➵ Chapitre 7

   Alice marchait fièrement, ses inséparables et indémodables Louboutins claquant à un rythme régulier sur le macadam. Le tout n'était pas sans rappeler le tempo d'une chanson oubliée. Les yeux fixés sur les semelles rouges, je tentais par tous les moyens possibles d'oublier que nous allions chez Mike retrouver Caitlin et Luke. La matinée était passée vite, bien trop vite. Tout comme la fin de la journée d'hier. Et je n'avais toujours pas appelé Lise pour lui parler d'Eileen.

J'étais si fébrile que j'avais dormi très peu. Ma colère s'était envolée pour laisser place à de l'appréhension. J'avais un très, très, mauvais pressentiment. Mon coeur allait exploser dans ma cage thoracique.

— Je ne le sens pas, Alice, la hélai-je d'une voix faible

Elle se tourna vers moi, un air attendri sur le visage :

— Ne t'inquiète pas ! Jo a raison, et j'ai repris contact avec Cait' hier soir.
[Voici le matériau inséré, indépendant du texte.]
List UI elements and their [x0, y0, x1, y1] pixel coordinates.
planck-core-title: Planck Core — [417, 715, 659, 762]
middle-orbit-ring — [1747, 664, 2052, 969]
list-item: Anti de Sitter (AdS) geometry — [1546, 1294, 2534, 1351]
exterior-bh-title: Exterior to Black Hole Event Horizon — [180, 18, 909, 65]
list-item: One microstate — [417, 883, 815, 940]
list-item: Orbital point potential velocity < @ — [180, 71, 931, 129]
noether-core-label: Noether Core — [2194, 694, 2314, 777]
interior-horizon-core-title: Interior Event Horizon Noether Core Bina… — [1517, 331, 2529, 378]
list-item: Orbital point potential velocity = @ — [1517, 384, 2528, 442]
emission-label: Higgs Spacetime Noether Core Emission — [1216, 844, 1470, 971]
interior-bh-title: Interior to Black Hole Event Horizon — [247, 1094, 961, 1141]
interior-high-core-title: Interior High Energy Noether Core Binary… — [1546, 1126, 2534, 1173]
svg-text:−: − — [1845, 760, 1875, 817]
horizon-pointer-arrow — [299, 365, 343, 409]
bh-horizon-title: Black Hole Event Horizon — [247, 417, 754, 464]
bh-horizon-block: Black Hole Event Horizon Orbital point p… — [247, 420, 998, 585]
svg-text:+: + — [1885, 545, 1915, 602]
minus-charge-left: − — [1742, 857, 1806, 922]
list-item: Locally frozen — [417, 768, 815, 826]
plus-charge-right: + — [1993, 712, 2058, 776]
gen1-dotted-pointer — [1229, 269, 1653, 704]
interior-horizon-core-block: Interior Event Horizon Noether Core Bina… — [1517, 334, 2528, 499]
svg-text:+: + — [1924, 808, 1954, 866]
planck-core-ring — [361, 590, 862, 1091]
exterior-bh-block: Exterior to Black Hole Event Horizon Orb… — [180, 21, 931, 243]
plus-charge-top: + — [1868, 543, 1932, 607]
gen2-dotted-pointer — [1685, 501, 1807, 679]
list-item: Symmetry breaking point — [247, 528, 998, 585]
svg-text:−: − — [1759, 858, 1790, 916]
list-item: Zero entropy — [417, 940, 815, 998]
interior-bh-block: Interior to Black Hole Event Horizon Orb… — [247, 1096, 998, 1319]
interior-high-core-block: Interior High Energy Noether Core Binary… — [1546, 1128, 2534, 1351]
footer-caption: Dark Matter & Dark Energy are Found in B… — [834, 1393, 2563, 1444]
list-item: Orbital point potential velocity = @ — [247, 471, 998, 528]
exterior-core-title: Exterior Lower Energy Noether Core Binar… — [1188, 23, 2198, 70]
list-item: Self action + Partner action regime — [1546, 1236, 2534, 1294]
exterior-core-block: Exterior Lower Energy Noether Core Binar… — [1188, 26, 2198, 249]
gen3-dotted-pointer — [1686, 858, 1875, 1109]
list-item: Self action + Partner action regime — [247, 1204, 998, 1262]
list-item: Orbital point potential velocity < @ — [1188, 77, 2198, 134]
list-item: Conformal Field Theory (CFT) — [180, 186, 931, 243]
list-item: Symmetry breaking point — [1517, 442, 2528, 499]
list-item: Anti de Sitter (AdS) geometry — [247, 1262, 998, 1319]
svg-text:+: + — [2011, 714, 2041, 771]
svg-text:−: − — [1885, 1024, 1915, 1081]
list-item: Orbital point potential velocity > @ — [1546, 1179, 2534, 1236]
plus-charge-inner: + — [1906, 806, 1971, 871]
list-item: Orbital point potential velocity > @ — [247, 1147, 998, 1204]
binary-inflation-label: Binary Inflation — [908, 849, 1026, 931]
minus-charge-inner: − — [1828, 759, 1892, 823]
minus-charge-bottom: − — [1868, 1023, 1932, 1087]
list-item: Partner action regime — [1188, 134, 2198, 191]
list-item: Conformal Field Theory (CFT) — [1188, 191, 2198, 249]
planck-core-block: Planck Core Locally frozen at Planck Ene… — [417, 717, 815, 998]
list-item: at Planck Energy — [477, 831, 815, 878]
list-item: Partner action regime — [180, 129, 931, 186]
Enfin, elle m'a envoyé un message hier, et on a parlé. Je ne sais pas comment, mais on en est venu à parler de Luke. Elle m'a dit la même chose que John.

— Elle ne m'a pas envoyé de message, soupirai-je, attristée

— J'y viens ! Elle voulait te parler de Luke, alors je lui ai dit que ce n'était pas une bonne idée... Parce que c'est déjà suffisamment difficile pour toi de le revoir dans ses conditions, après ce qu'il t'a fait.

— J'ai l'impression d'avoir été éclipsée, comme si, clac !, d'un regard je n'existais plus..., murmurai-je, sentant mes yeux devenir humides pour la première fois depuis si longtemps

Ah, si seulement je n'étais pas si faible !

— Oh, fit-elle simplement, ne te laisse pas submerger par tes souvenirs. Avec tous les éléments que j'ai en ma possession sur la situation, il y a 100 pour-cent de chances qu'il ne te dise rien et fasse comme si de rien n'était.

— Justement, Ali, ce n'est pas comme si rien ne s'était produit.

— Et comment voudrais-tu que ça se passe, alors ? demanda-t-elle, les yeux plissés.

Elle s'était arrêtée au milieu de la rue pour me fixer.

— Eh bien, je ... je ne sais pas, avouai-je, perdue

— Eh bien, voilà ! s'exclama-t-elle, c'est exactement pour ça que c'est mieux, pour l'instant, de faire comme si de rien n'était !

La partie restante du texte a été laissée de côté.